None of us confessed to each other how crazy it was or how tired we were.  I lived under a cloud of guilt about inadequacy at both work and at home. I joined in the cruel criticism of those who weren’t doing it all. I had no self-compassion so how could I be compassionate to struggling colleagues.

Thankfully, this societal position has evolved somewhat and for the most part, the kids have turned out just fine. These kids are now young adults, millennials who are insisting that the culture change. Did they benefit from dual working parents and outsourced childcare? Are they more self-sufficient or more likely to pursue careers outside the home? Is parenting being shared more equally? Will they use a sequential model with a stay-at-home phase for each parent? Will they be less effective parenting due to the pervasive distractions of technology?

The physiological obligations of parenting such as pregnancy, labour, delivery and breastfeeding (excluding medical miracles) remain nearly exclusively female work.  We can choose to support, supplement, attenuate and remunerate this burden at both societal and legislative levels.

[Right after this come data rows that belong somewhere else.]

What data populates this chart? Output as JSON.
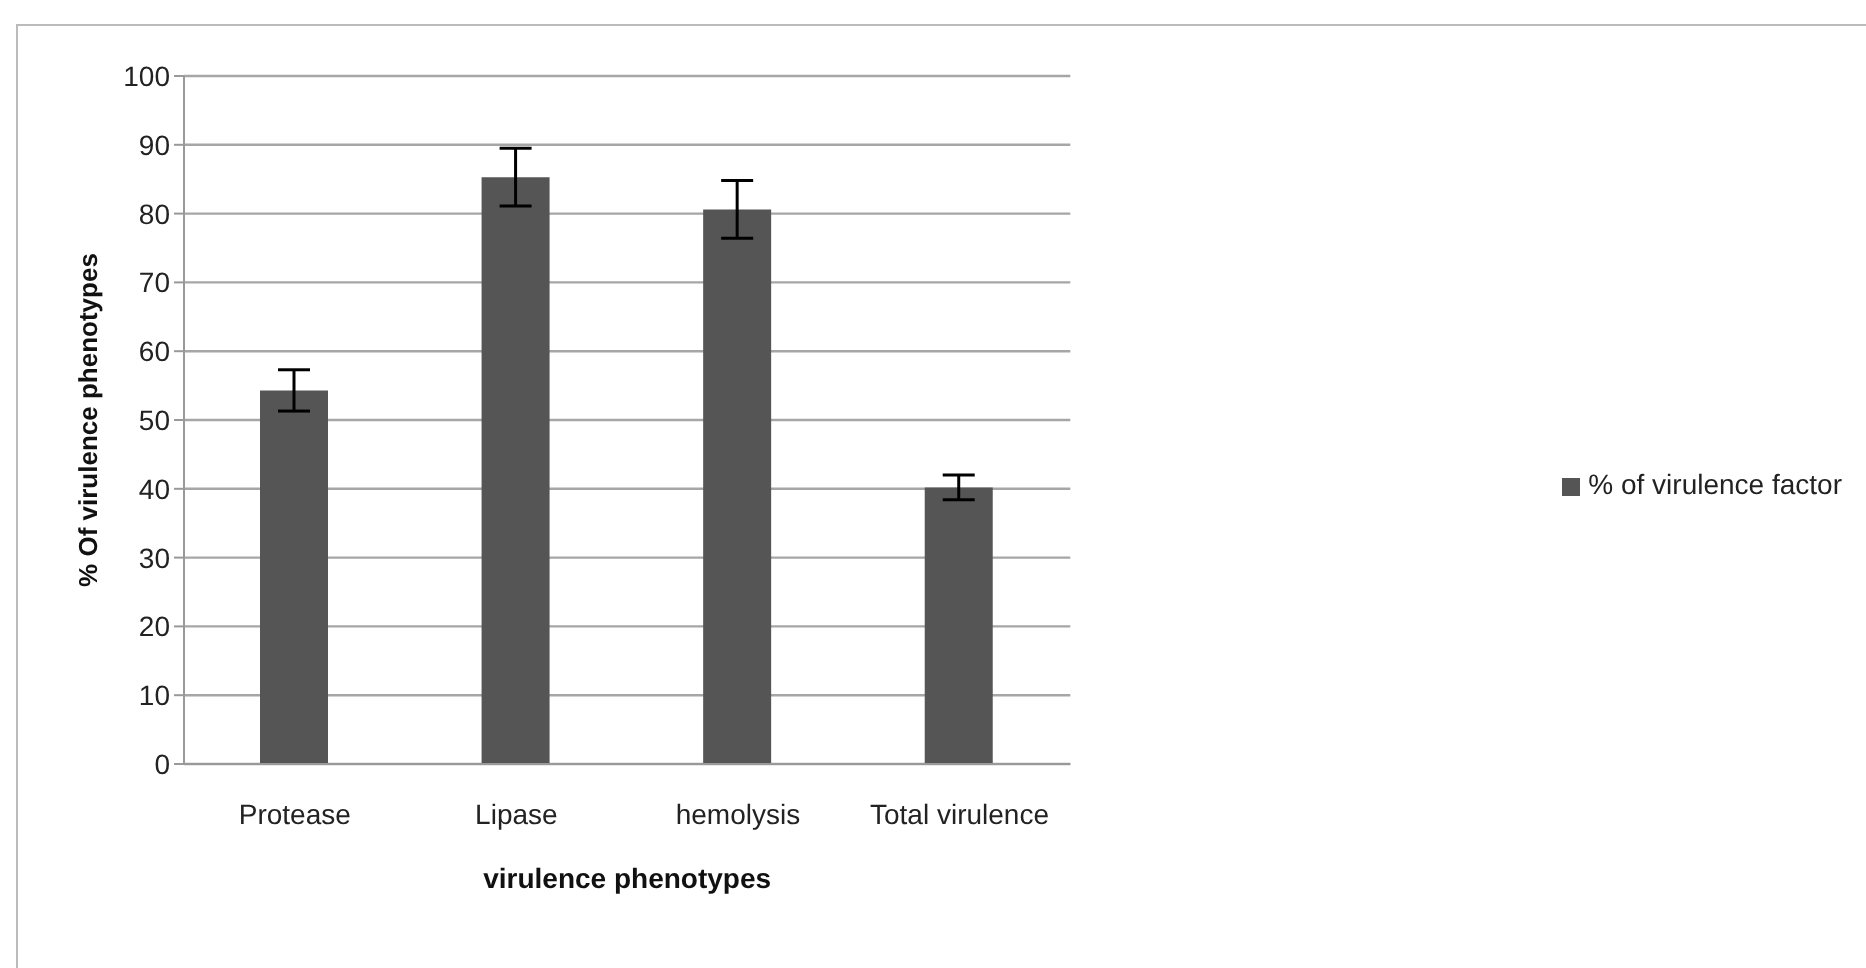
{
  "chart_data": {
    "type": "bar",
    "xlabel": "virulence phenotypes",
    "ylabel": "% Of virulence phenotypes",
    "categories": [
      "Protease",
      "Lipase",
      "hemolysis",
      "Total virulence"
    ],
    "series": [
      {
        "name": "% of virulence factor",
        "color": "#555555",
        "values": [
          54.3,
          85.3,
          80.6,
          40.2
        ],
        "errors": [
          3,
          4.2,
          4.2,
          1.8
        ]
      }
    ],
    "ylim": [
      0,
      100
    ],
    "yticks": [
      0,
      10,
      20,
      30,
      40,
      50,
      60,
      70,
      80,
      90,
      100
    ],
    "grid": "y",
    "legend": "right"
  }
}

We may be approaching the feminist value of choice for all – to be able to participate in a society that respects each individual’s right to parent in a way that suits their children and their family structure. For most family units, these choices are significantly influenced economic considerations. They should not be limited by societal expectations. 

I think that the hardest part of the job of parenting is unpredictability. An effective employer or organization is one that allows enough flexibility for all its employees to parent well.  As a society, we need to address systemic issues such as access to childcare, job security and parental leave to allow parenting in all family structures to come first.

Meanwhile, I’m grateful to have survived it all.

I refer you to Anne Marie Slaughter from 2012 talking about why women still can’t have it all and a quote from Madeleine Albright in conversation with Anne Marie Slaughter in 2013.

 “I do think women can have it all, but not all at the same time. Our life comes in segments, and we have to understand that we can have it all if we’re not trying to do it all at once.”

I’ll be talking about the verb adulting next month or maybe not.